A barium esophagram to assess the size of the hernia and the presence of axial or longitudinal rotation and strictures.
An upper endoscopy to measure the distance from the GEJ to the crural impression (i.e., hernia size) and to thoroughly examine the mucosa. Any mucosal abnormalities should be biopsied.
Esophageal manometry to assess motility. In the setting of severe motor dysfunction, we prefer to avoid a Collis if at all possible. This may lead to a decision to perform a partial wrap or in severe cases an esophagectomy or Roux-en-Y.
24 hour (or longer) pH study.
Gastric emptying studies if clinically indicated, for example, redo cases or patients with diabetes.
A computerized tomography scan can occasionally be helpful but is not routinely required prior to hiatal hernia surgery.
With the clinical information provided by the barium esophagram and endoscopy, the esophageal surgeon should be able to identify those patients at greatest risk for esophageal shortening and, accordingly, be prepared to perform esophageal-lengthening Collis gastroplasty if true esophageal shortening is present.
SURGERY
Positioning
The patient should be in a supine position, on a table capable of steep reverse Trendelenburg, with arms abducted.
Technique
Our initial surgical technique for laparoscopic gastroplasty, as part of a hiatal hernia repair, was based on the original procedure used by Felix Steichen for open gastroplasties.17 This was later described laparoscopically by Champion and others for laparoscopic vertical banded gastroplasty.4 In that procedure, a large esophageal bougie is placed into the upper stomach alongside the lesser curvature, and an EEA stapler is used to create a “doughnut hole” in the upper stomach alongside the margin of the lesser curvature.
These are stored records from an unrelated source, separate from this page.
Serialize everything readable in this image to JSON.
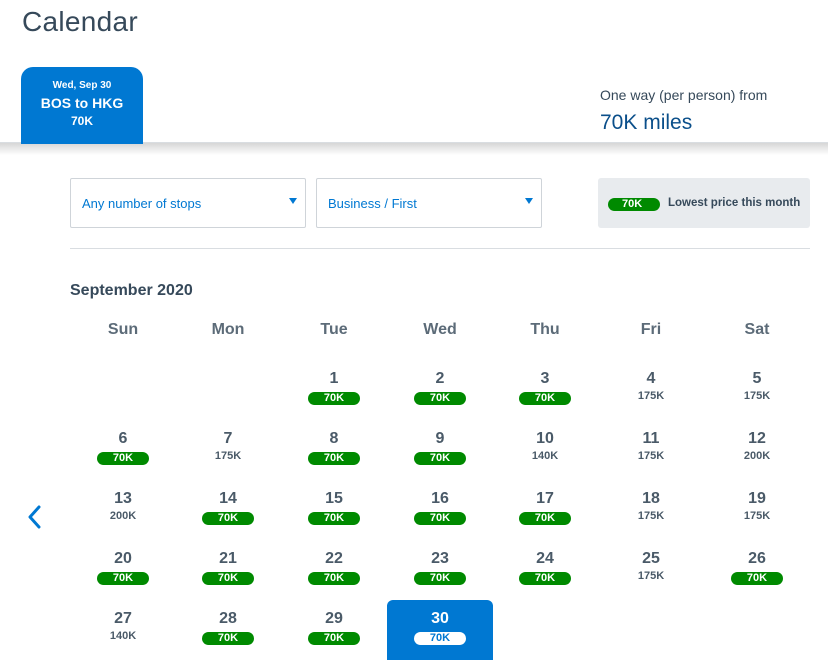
{
  "page": {
    "title": "Calendar"
  },
  "flight_tab": {
    "date": "Wed, Sep 30",
    "route": "BOS to HKG",
    "price": "70K"
  },
  "fare_summary": {
    "label": "One way (per person) from",
    "value": "70K miles"
  },
  "filters": {
    "stops": {
      "value": "Any number of stops"
    },
    "cabin": {
      "value": "Business / First"
    }
  },
  "legend": {
    "pill": "70K",
    "text": "Lowest price this month"
  },
  "calendar": {
    "month": "September 2020",
    "weekdays": [
      "Sun",
      "Mon",
      "Tue",
      "Wed",
      "Thu",
      "Fri",
      "Sat"
    ],
    "selected_day": "30",
    "lowest_price": "70K",
    "days": [
      {
        "day": "1",
        "price": "70K"
      },
      {
        "day": "2",
        "price": "70K"
      },
      {
        "day": "3",
        "price": "70K"
      },
      {
        "day": "4",
        "price": "175K"
      },
      {
        "day": "5",
        "price": "175K"
      },
      {
        "day": "6",
        "price": "70K"
      },
      {
        "day": "7",
        "price": "175K"
      },
      {
        "day": "8",
        "price": "70K"
      },
      {
        "day": "9",
        "price": "70K"
      },
      {
        "day": "10",
        "price": "140K"
      },
      {
        "day": "11",
        "price": "175K"
      },
      {
        "day": "12",
        "price": "200K"
      },
      {
        "day": "13",
        "price": "200K"
      },
      {
        "day": "14",
        "price": "70K"
      },
      {
        "day": "15",
        "price": "70K"
      },
      {
        "day": "16",
        "price": "70K"
      },
      {
        "day": "17",
        "price": "70K"
      },
      {
        "day": "18",
        "price": "175K"
      },
      {
        "day": "19",
        "price": "175K"
      },
      {
        "day": "20",
        "price": "70K"
      },
      {
        "day": "21",
        "price": "70K"
      },
      {
        "day": "22",
        "price": "70K"
      },
      {
        "day": "23",
        "price": "70K"
      },
      {
        "day": "24",
        "price": "70K"
      },
      {
        "day": "25",
        "price": "175K"
      },
      {
        "day": "26",
        "price": "70K"
      },
      {
        "day": "27",
        "price": "140K"
      },
      {
        "day": "28",
        "price": "70K"
      },
      {
        "day": "29",
        "price": "70K"
      },
      {
        "day": "30",
        "price": "70K"
      }
    ]
  },
  "icons": {
    "prev_month": "chevron-left-icon",
    "dropdown": "caret-down-icon"
  },
  "colors": {
    "accent": "#0078d2",
    "lowest_price": "#008a00",
    "text": "#36495a"
  }
}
After successful creation of the “doughnut hole,” a linear endostapler is positioned within the hole, next to the lesser curvature gastric margin and against the intraesophageal bougie. The stapler is fired in a cephalad direction to create the neoesophagus from the lesser curvature stomach tube (Fig. 6.3).18
More recently, we have adopted the “wedge” gastroplasty approach (Fig. 6.4) which was used by Champion and described by Hunter and colleagues.19 This approach is easier to master and in most hands reduces the likelihood of staple-line leakage.
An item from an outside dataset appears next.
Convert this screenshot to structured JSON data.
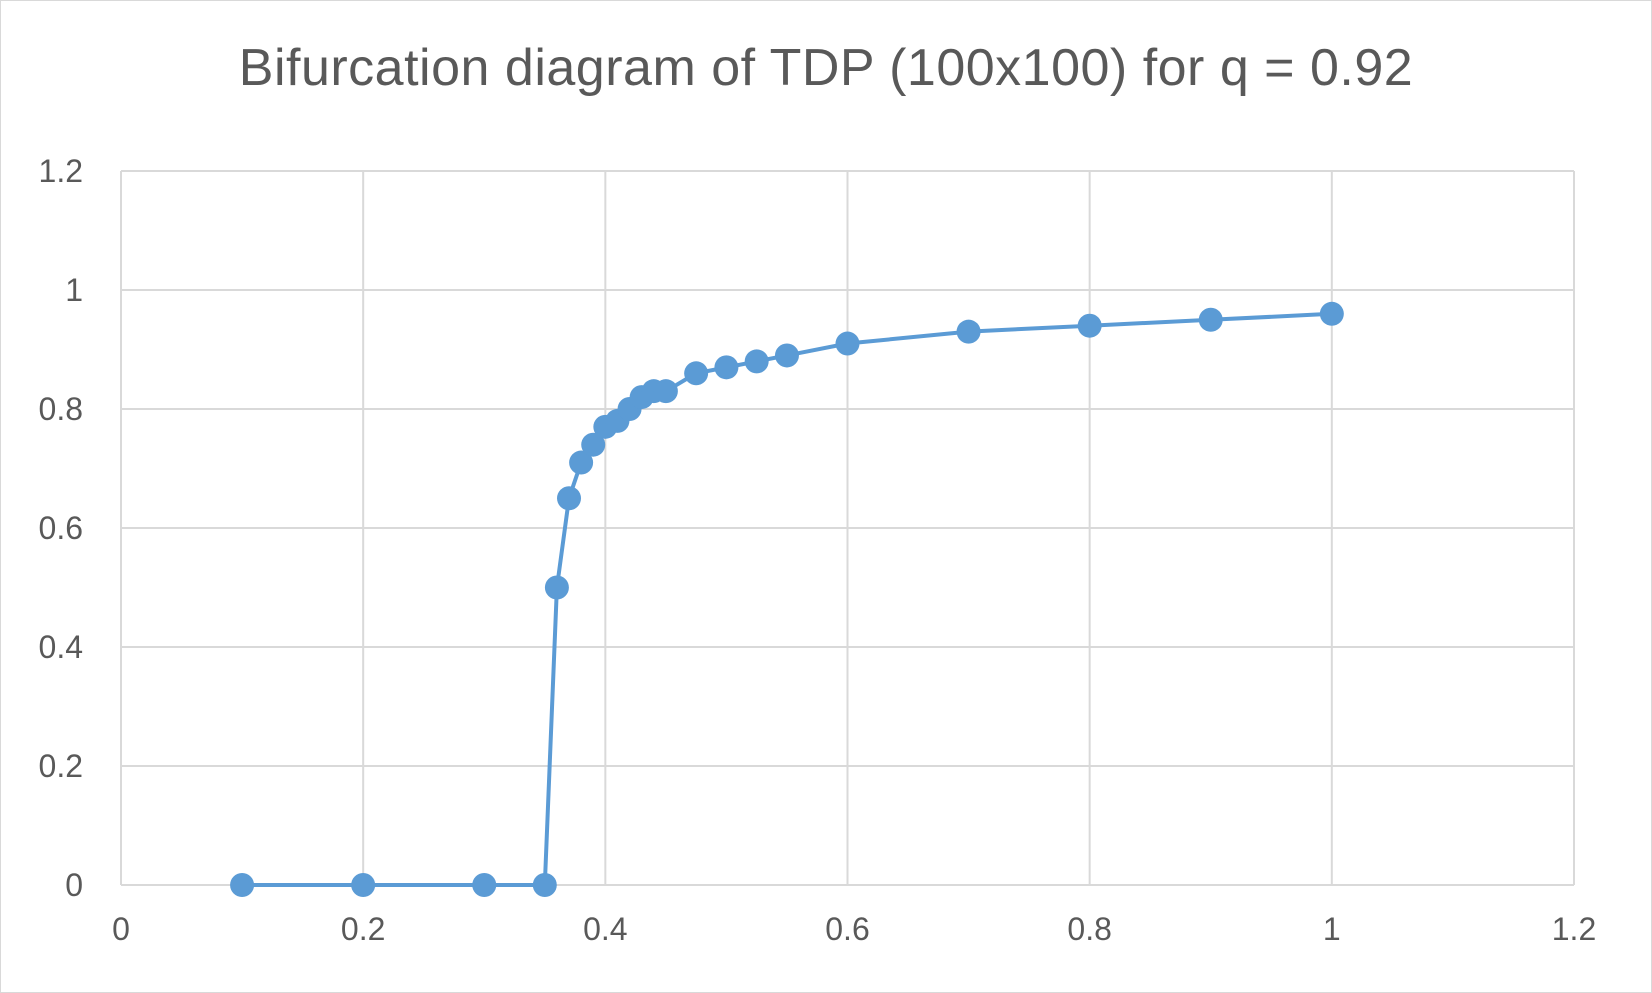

Operative steps for hiatal hernia repair and Collis gastroplasty using the wedge approach include the following.
Hernia sac reduction and excision.
Extensive mediastinal esophageal dissection with vagal nerve preservation (Fig. 6.1).
GEJ fat pad dissection and evaluation of intra-abdominal esophageal length (Fig. 6.2). Intraoperative endoscopy can be of help to define the exact location of the GEJ. The anterior vagus nerve is dissected off the GEJ and proximal stomach. The intra-abdominal esophageal length is best determined after partial closure of the hiatus.
Placement of a 48-French esophageal dilator along the lesser curvature.
The tip of the fundus is retracted inferiorly to expose the greater curvature for stapler application (Fig. 6.5).
The endoscopic GIA stapler is introduced through a left upper quadrant port (Fig. 6.6). The first staple line determines the appropriate level of transection of the greater curvature (Fig. 6.4, panel A and Fig. 6.7). A second and sometimes third staple line is applied to end snuggly at the edge of the dilator (Fig. 6.8).
The wedge is excised with a final staple line from a right upper quadrant port (Fig. 6.4, panel B and Fig. 6.9). This is easier to do with the hiatus partially closed, because it allows the tip of the stapler to enter the mediastinum.
The Collis segment (neoesophagus) is approximately 2.5 cm in length (Fig. 6.4, panel C and Fig. 6.10).